# Detecting Spam Messages Using NLP & Naive Bayes

In this project, we will build a very simple SPAM detector for SMS messages.

The SMS Spam Collection is a set of SMS tagged messages that have been collected for SMS Spam research. 

It contains one set of SMS messages in English of 5,574 messages, tagged according being ham (legitimate) or spam.

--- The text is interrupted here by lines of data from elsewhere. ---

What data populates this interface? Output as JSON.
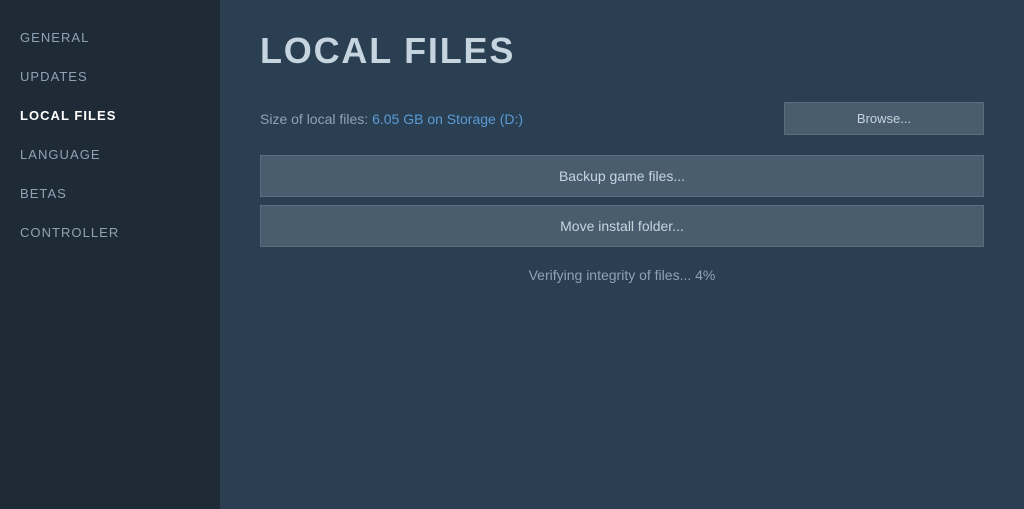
{
  "sidebar": {
    "items": [
      {
        "id": "general",
        "label": "GENERAL",
        "active": false
      },
      {
        "id": "updates",
        "label": "UPDATES",
        "active": false
      },
      {
        "id": "local-files",
        "label": "LOCAL FILES",
        "active": true
      },
      {
        "id": "language",
        "label": "LANGUAGE",
        "active": false
      },
      {
        "id": "betas",
        "label": "BETAS",
        "active": false
      },
      {
        "id": "controller",
        "label": "CONTROLLER",
        "active": false
      }
    ]
  },
  "main": {
    "page_title": "LOCAL FILES",
    "file_size_label": "Size of local files:",
    "file_size_value": "6.05 GB on Storage (D:)",
    "browse_button_label": "Browse...",
    "backup_button_label": "Backup game files...",
    "move_install_button_label": "Move install folder...",
    "verify_status": "Verifying integrity of files... 4%"
  }
}
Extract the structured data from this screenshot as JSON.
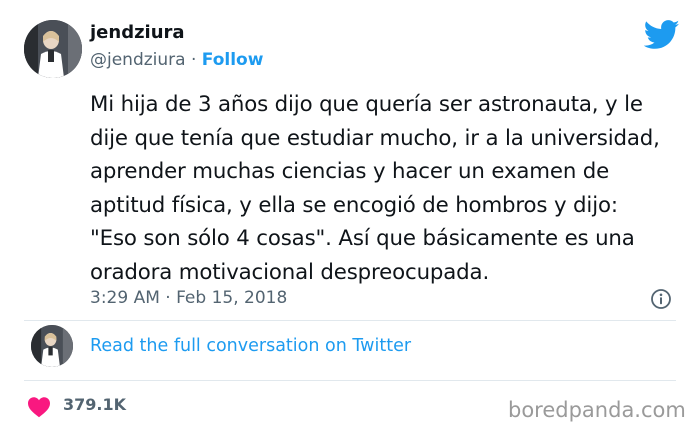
{
  "tweet": {
    "display_name": "jendziura",
    "handle": "@jendziura",
    "separator": "·",
    "follow_label": "Follow",
    "text_lines": [
      "Mi hija de 3 años dijo que quería ser astronauta, y le",
      "dije que tenía que estudiar mucho, ir a la universidad,",
      "aprender muchas ciencias y hacer un examen de",
      "aptitud física, y ella se encogió de hombros y dijo:",
      "\"Eso son sólo 4 cosas\". Así que básicamente es una",
      "oradora motivacional despreocupada."
    ],
    "timestamp": "3:29 AM · Feb 15, 2018",
    "read_full_label": "Read the full conversation on Twitter",
    "likes": "379.1K"
  },
  "watermark": "boredpanda.com",
  "colors": {
    "accent": "#1d9bf0",
    "text": "#0f1419",
    "secondary": "#536471",
    "heart": "#f91880"
  },
  "icons": {
    "brand": "twitter-bird-icon",
    "info": "info-icon",
    "like": "heart-icon"
  }
}
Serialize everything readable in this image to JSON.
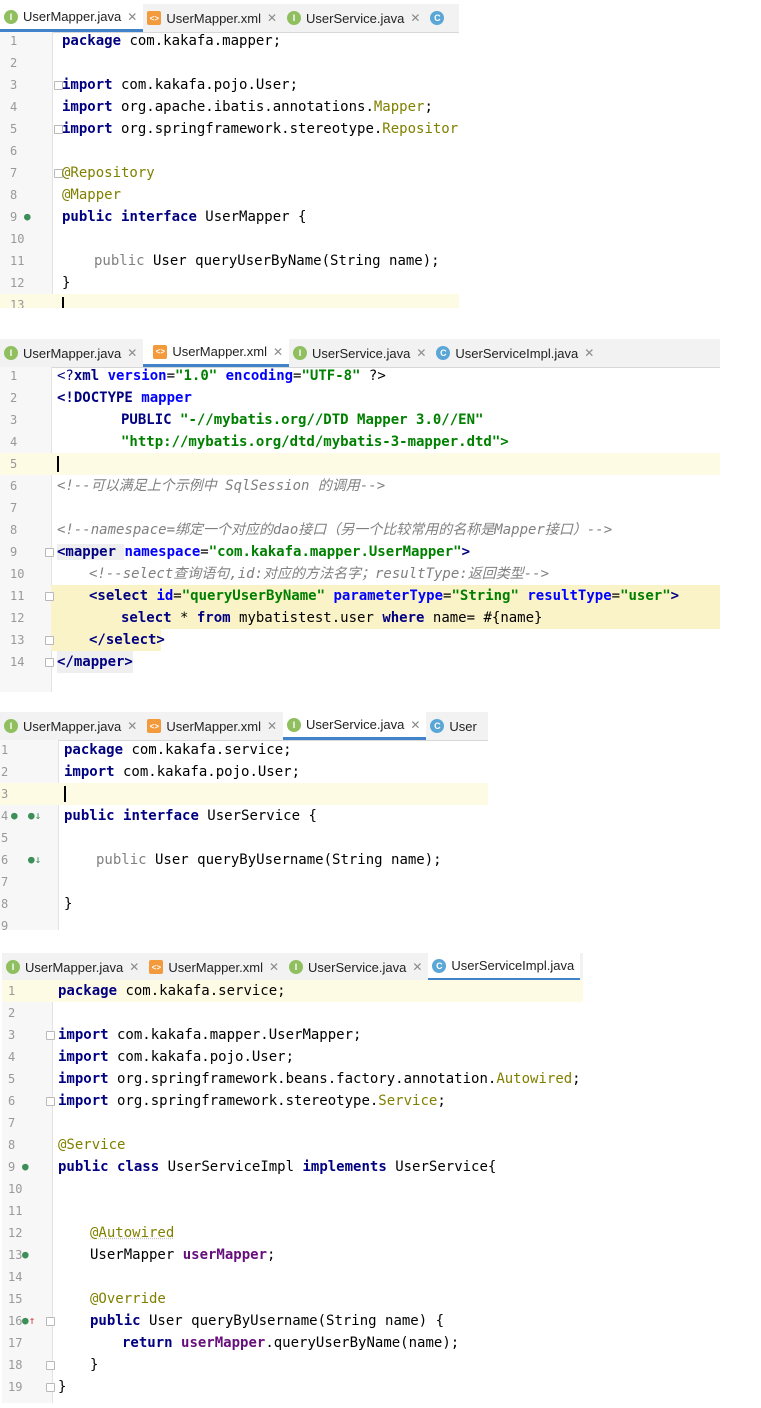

The distribution is a total of 4,827 SMS legitimate messages (86.6%) and a total of 747 (13.4%) spam messages.

## Introduction To The Dataset

We will import the data and define a separator (in this case, a tab) and rename the columns accordingly

In [1]:
import pandas as pd

df = pd.read_table(r'C:\projectdatasets\SMSSpamCollection',  
                   sep='\t', 
                   header=None,
                   names=['label', 'message'])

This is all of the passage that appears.